一层秋雨

来源:互联网新闻 编辑:深圳凤凰网 时间:2022/08/18 22:28:42

原标题:一层秋雨

黄荭,南京大学法语系教授,博士生导师,南大高研院兼职研究员,翻译家。

巴黎的秋天,卢森堡公园

黄荭

从星期天开始,秋雨便开始下了,各种手续虽然没有头绪,也只能耐着性子磨着嘴皮慢慢去张罗。在法国大学注册报到简单,复杂的是租房子、办银行卡、申请居留证和房补。去银行开户让先给个住址,去租房子问你要居留证,办居留证表格上又必须填居留期间的固定住址……阴雨的天气,总是坏消息多于好消息。一个人在陌生的城市,站在街头犹豫着该走哪条街道、该穿哪条巷子、该过哪座桥。风中有无数朵雨做的云,湿答答的,一不留神就滴出水来。

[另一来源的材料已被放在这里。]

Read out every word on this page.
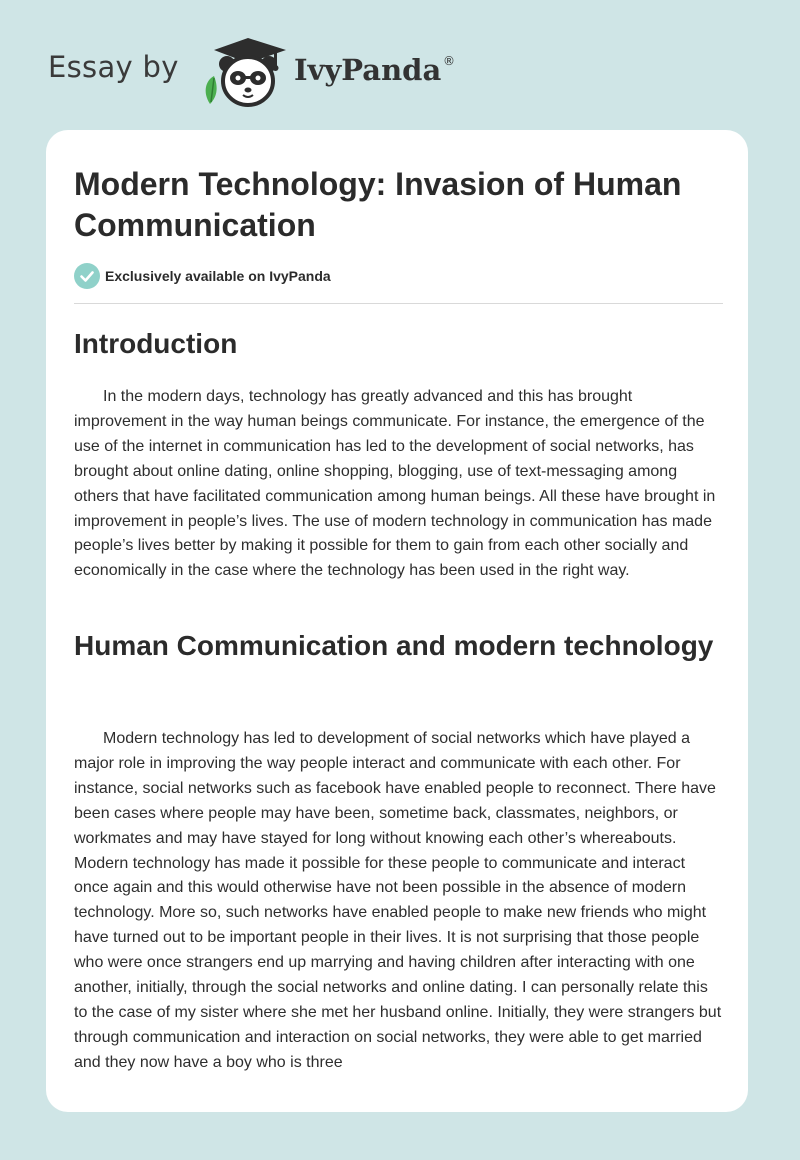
Essay by	IvyPanda ®
Modern Technology: Invasion of Human Communication
Exclusively available on IvyPanda
Introduction

In the modern days, technology has greatly advanced and this has brought improvement in the way human beings communicate. For instance, the emergence of the use of the internet in communication has led to the development of social networks, has brought about online dating, online shopping, blogging, use of text-messaging among others that have facilitated communication among human beings. All these have brought in improvement in people’s lives. The use of modern technology in communication has made people’s lives better by making it possible for them to gain from each other socially and economically in the case where the technology has been used in the right way.

Human Communication and modern technology

Modern technology has led to development of social networks which have played a major role in improving the way people interact and communicate with each other. For instance, social networks such as facebook have enabled people to reconnect. There have been cases where people may have been, sometime back, classmates, neighbors, or workmates and may have stayed for long without knowing each other’s whereabouts. Modern technology has made it possible for these people to communicate and interact once again and this would otherwise have not been possible in the absence of modern technology. More so, such networks have enabled people to make new friends who might have turned out to be important people in their lives. It is not surprising that those people who were once strangers end up marrying and having children after interacting with one another, initially, through the social networks and online dating. I can personally relate this to the case of my sister where she met her husband online. Initially, they were strangers but through communication and interaction on social networks, they were able to get married and they now have a boy who is three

住朋友家终究不是长久之计,距离产生美,毕竟各人有各人的生活。而我也需要一个可以让我把书本随便摊随便放,思想随便游走的属于自己的房间。从一堆材料里找出CROUS住房管理办给的单子,顺着打了一圈电话找房子都没有着落。想是全世界全法国奔来巴黎求学的学生着实太多。守株待兔不行,我得主动出击。满大街跑当然累,尤其是我住郊区,每天出门就是一场战役,在城里没个据点,走哪儿感觉都是敌占区,没有同志,到哪儿都是单枪匹马打入敌人心脏的“一个人”。在国内我十几年一直住校园,活动区域基本上以南大为中心,方圆一公里,那时南京还没地铁,我也很少出门挤公交。一周下来,我还是特别不习惯长时间进城出城的奔波:地铁在地下咣当咣当地行驶,单调的声音,总感觉没睡醒的眼睛,总感觉没终点的旅途。偶尔有人在车厢里唱歌弹琴。一次是一位像从二战老片里出来的老人拉着一把贴了透明胶带的小提琴,《yesterday》,啊,昨天,南京仿佛成了一个平坦得没有褶皱的梦,光滑得我怎么都抓不住。

打电话给在法国公司上班的老同学,到她那里“过渡过渡”,打几天游击?同学接了电话,说她刚出差回来感冒了,还浑身发着疹子……我说了几句安慰的话,把电话挂了。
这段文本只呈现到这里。